Las cuatro siguientes fueron todas realizadas por Richard Thorpe (1896-1991), que ya había dirigido algunas excursiones primitivas al subgénero de aventuras africanas. Thorpe fue un artesano al servicio de la Metro al que se le midió por el significado de su nombre en castellano. Sin embargo, aunque se trata de un cineasta de pocas ambiciones, siempre dispuesto a lo que le ordene el estudio (MGM) como musicales que superan el ridículo, también es cierto que resulta un artesano más que notable cuando tiene un guión y unos medios adecuados, lo que demostró especialmente con algunos thrillers, y en la mítica lista de películas de aventuras que rodó en la primera mitad de los años cincuenta que incluye algunos de los mayores clásicos de aventuras de una fase dorada, en particular con El prisionero de Zenda. Thorpe es también responsable de dos de los mejores tarzanes de la historia. Se trata de La fuga de Tarzán (Tarzan Escapes, 1936), El tesoro de Tarzán (Tarzan´s Secret Treasure, 1941). La primera, aunque firmada también por un tal James Charles McKay, normalmente le es reconocida exclusivamente a Thorpe que con el material ya trillados, supo conferirle a ambas un tono mucho más dinámico y entretenido. No obstante, quizás la más conocida sea Tarzán y su hijo (Tarzan find sason, 1939). Tarzán y su hijo" Tarzan of finds a son. 1939).

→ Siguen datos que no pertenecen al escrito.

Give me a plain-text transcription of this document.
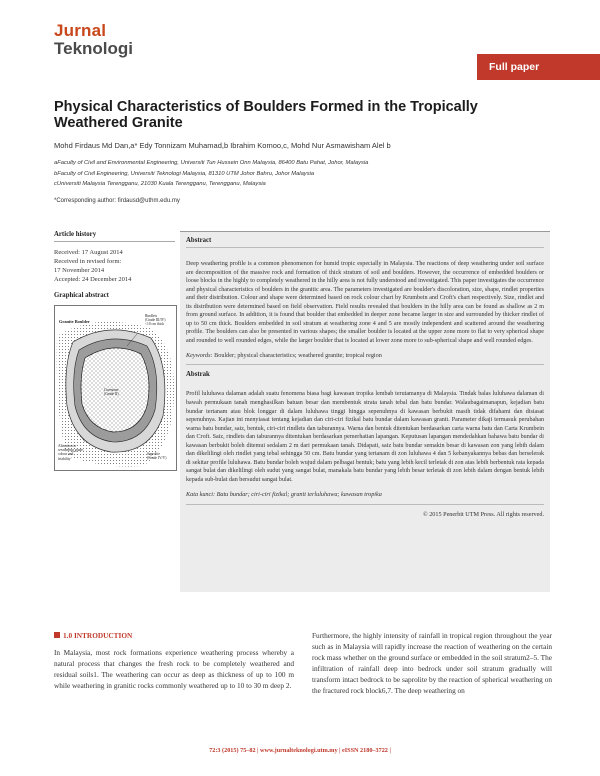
Jurnal
Teknologi
Full paper
Physical Characteristics of Boulders Formed in the Tropically Weathered Granite
Mohd Firdaus Md Dan,a* Edy Tonnizam Muhamad,b Ibrahim Komoo,c, Mohd Nur Asmawisham Alel b
aFaculty of Civil and Environmental Engineering, Universiti Tun Hussein Onn Malaysia, 86400 Batu Pahat, Johor, Malaysia
bFaculty of Civil Engineering, Universiti Teknologi Malaysia, 81310 UTM Johor Bahru, Johor Malaysia
cUniversiti Malaysia Terengganu, 21030 Kuala Terengganu, Terengganu, Malaysia
*Corresponding author: firdausd@uthm.edu.my
Article history
Received: 17 August 2014
Received in revised form:
17 November 2014
Accepted: 24 December 2014
Graphical abstract
Granite Boulder
Rindlets
(Grade III/IV)
<10 cm thick
Corestone
(Grade II)
Alteration to
weathering grade,
colour and
friability
Saprolite
(Grade IV/V)
Abstract

Deep weathering profile is a common phenomenon for humid tropic especially in Malaysia. The reactions of deep weathering under soil surface are decomposition of the massive rock and formation of thick stratum of soil and boulders. However, the occurrence of embedded boulders or loose blocks in the highly to completely weathered in the hilly area is not fully understood and investigated. This paper investigates the occurrence and physical characteristics of boulders in the granitic area. The parameters investigated are boulder's discoloration, size, shape, rindlet properties and their distribution. Colour and shape were determined based on rock colour chart by Krumbein and Croft's chart respectively. Size, rindlet and its distribution were determined based on field observation. Field results revealed that boulders in the hilly area can be found as shallow as 2 m from ground surface. In addition, it is found that boulder that embedded in deeper zone became larger in size and surrounded by thicker rindlet of up to 50 cm thick. Boulders embedded in soil stratum at weathering zone 4 and 5 are mostly independent and scattered around the weathering profile. The boulders can also be presented in various shapes; the smaller boulder is located at the upper zone more to flat to very spherical shape and rounded to well rounded edges, while the larger boulder that is located at lower zone more to sub-spherical shape and well rounded edges.

Keywords: Boulder; physical characteristics; weathered granite; tropical region
Abstrak

Profil luluhawa dalaman adalah suatu fenomena biasa bagi kawasan tropika lembab terutamanya di Malaysia. Tindak balas luluhawa dalaman di bawah permukaan tanah menghasilkan batuan besar dan membentuk strata tanah tebal dan batu bundar. Walaubagaimanapun, kejadian batu bundar tertanam atau blok longgar di dalam luluhawa tinggi hingga sepenuhnya di kawasan berbukit masih tidak difahami dan disiasat sepenuhnya. Kajian ini menyiasat tentang kejadian dan ciri-ciri fizikal batu bundar dalam kawasan granit. Parameter dikaji termasuk perubahan warna batu bundar, saiz, bentuk, ciri-ciri rindlets dan taburannya. Warna dan bentuk ditentukan berdasarkan carta warna batu dan Carta Krumbein dan Croft. Saiz, rindlets dan taburannya ditentukan berdasarkan pemerhatian lapangan. Keputusan lapangan mendedahkan bahawa batu bundar di kawasan berbukit boleh ditemui sedalam 2 m dari permukaan tanah. Didapati, saiz batu bundar semakin besar di kawasan zon yang lebih dalam dan dikelilingi oleh rindlet yang tebal sehingga 50 cm. Batu bundar yang tertanam di zon luluhawa 4 dan 5 kebanyakannya bebas dan berselerak di sekitar profile luluhawa. Batu bundar boleh wujud dalam pelbagai bentuk; batu yang lebih kecil terletak di zon atas lebih berbentuk rata kepada sangat bulat dan dikelilingi oleh sudut yang sangat bulat, manakala batu bundar yang lebih besar terletak di zon lebih dalam dengan bentuk lebih kepada sub-bulat dan bersudut sangat bulat.

Kata kunci: Batu bundar; ciri-ciri fizikal; granit terluluhawa; kawasan tropika
© 2015 Penerbit UTM Press. All rights reserved.
1.0 INTRODUCTION

In Malaysia, most rock formations experience weathering process whereby a natural process that changes the fresh rock to be completely weathered and residual soils1. The weathering can occur as deep as thickness of up to 100 m while weathering in granitic rocks commonly weathered up to 10 to 30 m deep 2.

Furthermore, the highly intensity of rainfall in tropical region throughout the year such as in Malaysia will rapidly increase the reaction of weathering on the certain rock mass whether on the ground surface or embedded in the soil stratum2–5. The infiltration of rainfall deep into bedrock under soil stratum gradually will transform intact bedrock to be saprolite by the reaction of spherical weathering on the fractured rock block6,7. The deep weathering on

72:3 (2015) 75–82 | www.jurnalteknologi.utm.my | eISSN 2180–3722 |
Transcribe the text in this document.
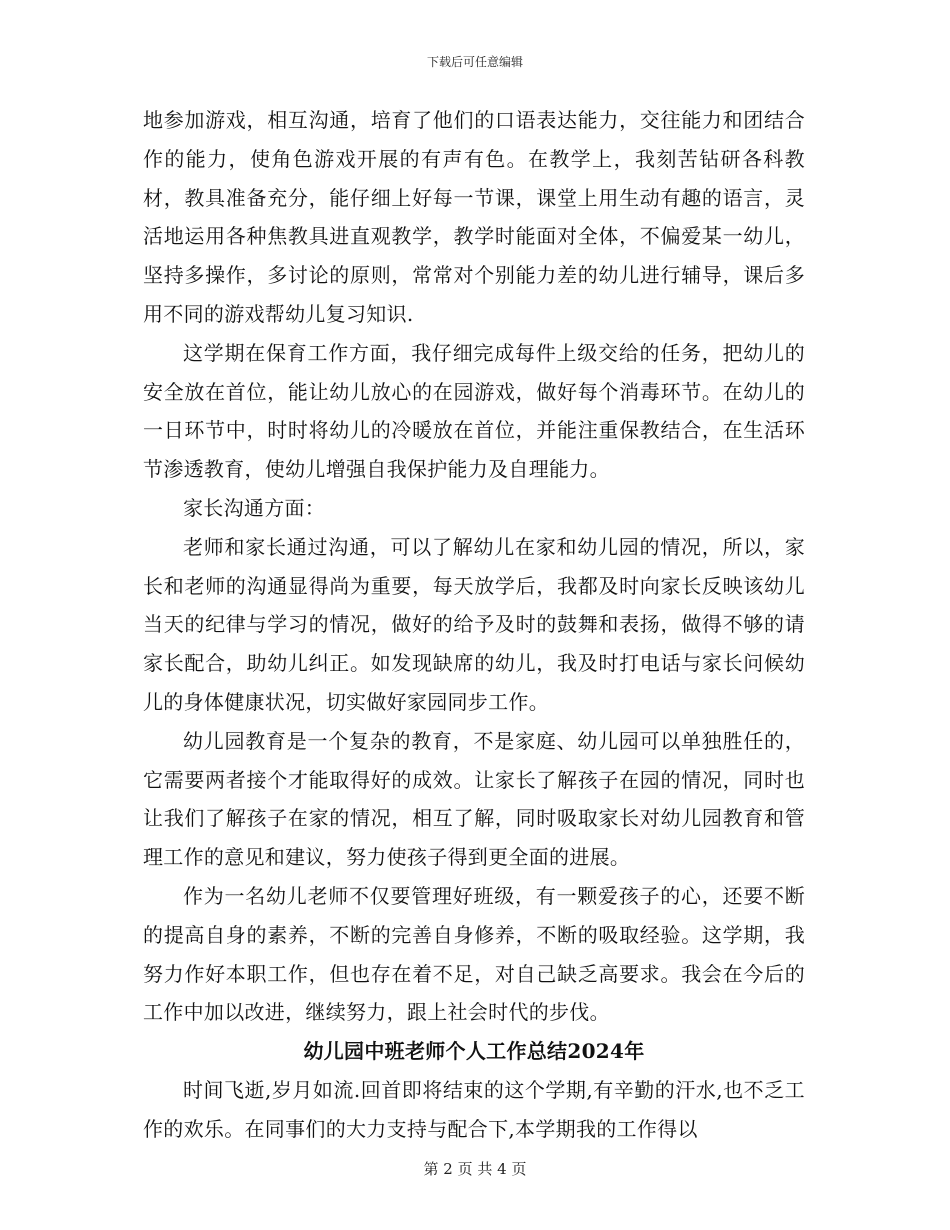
下载后可任意编辑

地参加游戏，相互沟通，培育了他们的口语表达能力，交往能力和团结合作的能力，使角色游戏开展的有声有色。在教学上，我刻苦钻研各科教材，教具准备充分，能仔细上好每一节课，课堂上用生动有趣的语言，灵活地运用各种焦教具进直观教学，教学时能面对全体，不偏爱某一幼儿，坚持多操作，多讨论的原则，常常对个别能力差的幼儿进行辅导，课后多用不同的游戏帮幼儿复习知识.

这学期在保育工作方面，我仔细完成每件上级交给的任务，把幼儿的安全放在首位，能让幼儿放心的在园游戏，做好每个消毒环节。在幼儿的一日环节中，时时将幼儿的冷暖放在首位，并能注重保教结合，在生活环节渗透教育，使幼儿增强自我保护能力及自理能力。

家长沟通方面：

老师和家长通过沟通，可以了解幼儿在家和幼儿园的情况，所以，家长和老师的沟通显得尚为重要，每天放学后，我都及时向家长反映该幼儿当天的纪律与学习的情况，做好的给予及时的鼓舞和表扬，做得不够的请家长配合，助幼儿纠正。如发现缺席的幼儿，我及时打电话与家长问候幼儿的身体健康状况，切实做好家园同步工作。

幼儿园教育是一个复杂的教育，不是家庭、幼儿园可以单独胜任的，它需要两者接个才能取得好的成效。让家长了解孩子在园的情况，同时也让我们了解孩子在家的情况，相互了解，同时吸取家长对幼儿园教育和管理工作的意见和建议，努力使孩子得到更全面的进展。

作为一名幼儿老师不仅要管理好班级，有一颗爱孩子的心，还要不断的提高自身的素养，不断的完善自身修养，不断的吸取经验。这学期，我努力作好本职工作，但也存在着不足，对自己缺乏高要求。我会在今后的工作中加以改进，继续努力，跟上社会时代的步伐。

幼儿园中班老师个人工作总结2024年

时间飞逝,岁月如流.回首即将结束的这个学期,有辛勤的汗水,也不乏工作的欢乐。在同事们的大力支持与配合下,本学期我的工作得以

第 2 页 共 4 页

En este caso lo más significativo es que la pareja Tarzán-Jane se encuentran fortuitamente con un niño abandonado (de manera muy similar a como le había sucedido al propio Tarzán), que se convierte en su hijo adoptivo al que llamaran expresivamente "Boy". Al no estar Tarzán y Jane casados legal­mente, la aparición de un hijo amenazaba con crear verdaderos problemas con las Li­gas de Decencia. Así pues, el bebé fue encontra­do en un accidente aéreo, y se eludió toda referencia se­xual. El boy ideal fue Johnny Sheffield, un pequeño actor elegido por Weissmuller y adiestrado personalmente por él en to­dos los deportes que debían compartir en la pantalla. En el Hollywood clásico, la verosimilitud no tenía nada que ver con la realidad. Los grandes artesanos conseguían hacer creíbles las cosas más disparatadas. La fábrica de sueños se ganó este título porque funciona­ba con reglas muy distintas a las de la vida cotidiana: creó un mundo aparte, un puña­do de películas que nunca envejecen, los grandes clásicos. A veces, como en La fuga de Tarzán, se intenta incluso tender un puente con las "razas oscuras", y haciendo travesuras Boy se pierde en la selva, y hace su camino junto con otro niño nativo que, a pesar de ayudarse mutuamente, no llega convertirse en su amigo, quizás porque la tribu del "negrito" quiere hacerle a Boy un yu-yu para aplacar a algún dios aberrante. El inicio de una amistad se convierte en pretexto argumental para que Tarzán con la ayuda de Chita y de Jane, intervenga y para que después de diversas vicisitudes, ponga las cosas en su sitio, y al "negrito" con su tribu ya calmada.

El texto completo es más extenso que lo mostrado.